6. Ocorre preguntar se não conviria tornar extensiva às colónias a doutrina do projecto. Se as colónias constituem com a metrópole, segundo a Constituição e o Acto Colonial, num todo indivisível, a unidade nacional perfeita e completa, parece razoável responder afirmativamente a semelhante pregunta. No entanto, são tam pronunciadas as diferenças de meio, desenvolvimento, cultura, condições de vida e recursos entre a metrópole e, pelo menos, uma parte importante dos nossos domínios ultramarinos, que, embora pareça aconselhável a aplicação às colónias da doutrina do projecto de lei - pois não há razão para que no ultramar não se procure defender o trabalho dos engenheiros e outros técnicos portugueses da concorrência dos estrangeiros, tanto mais que, nas regiões em formação, mais se faz sentir a intromissão de actividades internacionais atraídas pelas maiores possibilidades que aí julgam encontrar -, demanda essa aplicação aturado estudo e cuidadoso conhecimento das condições locais, tam diferentes de colónia para colónia e até, em certos casos, de uns para outros pontos da mesma colónia.
Por estas considerações e, ainda, porque colónias estrangeiras, vizinhas das nossas, têm adoptado medidas rigorosas tendentes a defender os seus técnicos nacionais, a Câmara Corporativa limita-se a assinalar a importância do problema e a fazer votos por que, em breve, o seu estudo seja eficazmente empreendido pelo Ministério das Colónias.
7. As razões alegadas para justificar as medidas de protecção aos engenheiros igualmente procedem para os arquitectos, pois é fora de dúvida havê-los em Portugal em quantidade bastante para as necessidades do País e suficientemente aptos e competentes para resolverem, em regra, os problemas de ordem arquitectural postos pelo Estado ou pelos particulares, como bem o atesta a obra por êles realizada em todo Portugal e nas colónias durante os últimos anos.

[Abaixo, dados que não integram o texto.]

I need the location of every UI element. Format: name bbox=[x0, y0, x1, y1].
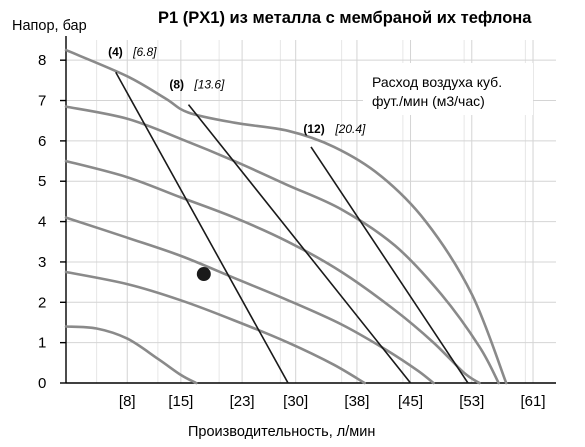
pressure-curves bbox=[64, 48, 508, 385]
axes bbox=[60, 36, 556, 384]
air-line-3 bbox=[310, 146, 469, 384]
y-tick-label: 0 bbox=[38, 375, 46, 392]
y-tick-label: 6 bbox=[38, 133, 46, 150]
y-tick-label: 8 bbox=[38, 52, 46, 69]
y-tick-label: 2 bbox=[38, 294, 46, 311]
legend-note-line-2: фут./мин (м3/час) bbox=[372, 93, 485, 109]
tick-labels: 0 1 2 3 4 5 6 7 8 [8] [15] [23] [30] [38] [45] [53] [61] bbox=[38, 52, 546, 410]
y-tick-label: 3 bbox=[38, 254, 46, 271]
y-tick-label: 5 bbox=[38, 173, 46, 190]
pressure-curve-3 bbox=[64, 159, 481, 385]
marker bbox=[196, 267, 211, 282]
x-tick-label: [61] bbox=[521, 393, 546, 410]
air-line-label-3: (12) bbox=[303, 122, 324, 136]
air-consumption-lines: (4) [6.8] (8) [13.6] (12) [20.4] bbox=[108, 45, 469, 384]
legend-note-box bbox=[363, 63, 533, 115]
air-line-m3-label-2: [13.6] bbox=[193, 77, 225, 91]
y-tick-label: 1 bbox=[38, 335, 46, 352]
air-line-2 bbox=[187, 104, 412, 384]
y-tick-label: 7 bbox=[38, 93, 46, 110]
legend-note-line-1: Расход воздуха куб. bbox=[372, 74, 502, 90]
x-tick-label: [30] bbox=[283, 393, 308, 410]
pressure-curve-4 bbox=[64, 216, 435, 385]
pressure-curve-2 bbox=[64, 105, 500, 385]
chart-title: P1 (PX1) из металла с мембраной их тефло… bbox=[158, 9, 532, 27]
x-tick-label: [53] bbox=[459, 393, 484, 410]
air-line-1 bbox=[115, 71, 289, 384]
pressure-curve-5 bbox=[64, 270, 366, 385]
air-line-label-1: (4) bbox=[108, 45, 123, 59]
x-tick-label: [15] bbox=[168, 393, 193, 410]
pressure-curve-1 bbox=[64, 48, 508, 385]
x-tick-label: [38] bbox=[344, 393, 369, 410]
operating-point-marker bbox=[196, 267, 211, 282]
x-tick-label: [23] bbox=[230, 393, 255, 410]
x-tick-label: [45] bbox=[398, 393, 423, 410]
air-line-m3-label-1: [6.8] bbox=[132, 45, 157, 59]
y-tick-label: 4 bbox=[38, 214, 46, 231]
air-line-m3-label-3: [20.4] bbox=[334, 122, 366, 136]
x-tick-label: [8] bbox=[119, 393, 136, 410]
air-line-label-2: (8) bbox=[169, 77, 184, 91]
x-axis-label: Производительность, л/мин bbox=[188, 424, 375, 440]
y-axis-label: Напор, бар bbox=[12, 18, 87, 34]
pressure-curve-6 bbox=[64, 325, 198, 385]
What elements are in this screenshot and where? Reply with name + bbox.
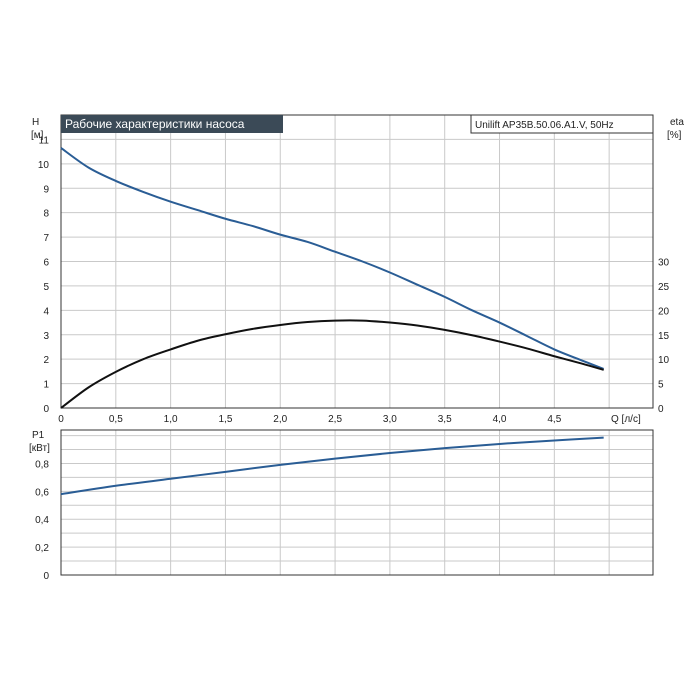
y-right-tick-label: 0	[658, 404, 664, 415]
x-tick-label: 2,5	[328, 414, 342, 425]
y-left-tick-label: 8	[43, 209, 49, 220]
y-right-unit: [%]	[667, 130, 682, 141]
y-left-tick-label: 11	[39, 135, 50, 146]
y-left-tick-label: 10	[38, 160, 50, 171]
y-left-label-bottom: P1	[32, 430, 45, 441]
y-left-tick-label: 0,8	[35, 459, 49, 470]
model-label: Unilift AP35B.50.06.A1.V, 50Hz	[475, 120, 614, 131]
efficiency-curve	[60, 319, 604, 409]
title-box	[61, 115, 283, 133]
y-left-tick-label: 4	[43, 306, 49, 317]
y-right-tick-label: 5	[658, 380, 664, 391]
y-right-tick-label: 20	[658, 306, 670, 317]
x-tick-label: 3,5	[438, 414, 452, 425]
chart-title: Рабочие характеристики насоса	[65, 117, 245, 131]
x-tick-label: 0	[58, 414, 64, 425]
bottom-plot-frame	[60, 429, 654, 576]
power-curve	[60, 436, 604, 496]
y-left-tick-label: 7	[43, 233, 49, 244]
y-right-tick-label: 30	[658, 258, 670, 269]
x-tick-label: 4,0	[493, 414, 507, 425]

Dêste modo, o projecto de lei n.º 133 deveria antes ser designado de «condicionamento da actividade dos engenheiros, arquitectos e outros técnicos estrangeiros em Portugal», devendo notar-se, porém, que o têrmo «engenheiros» abrange não apenas os correspondentes às especialidades dos engenheiros portugueses que, em harmonia com o respectivo Estatuto, se achem inscritas na Ordem dos Engenheiros, mas todos aqueles engenheiros estrangeiros que possam vir concorrer com os cidadãos portugueses que, pelo decreto n.º 11:988, de 29 de Julho de 1926, têm direito a usar o título de engenheiro, entre os quais se contam também os engenheiros geógrafos, agrónomos, silvicultores e hidrógrafos.
Por estas considerações, a Câmara Corporativa emite parecer favorável ao projecto de lei n.º 133, considerado na generalidade.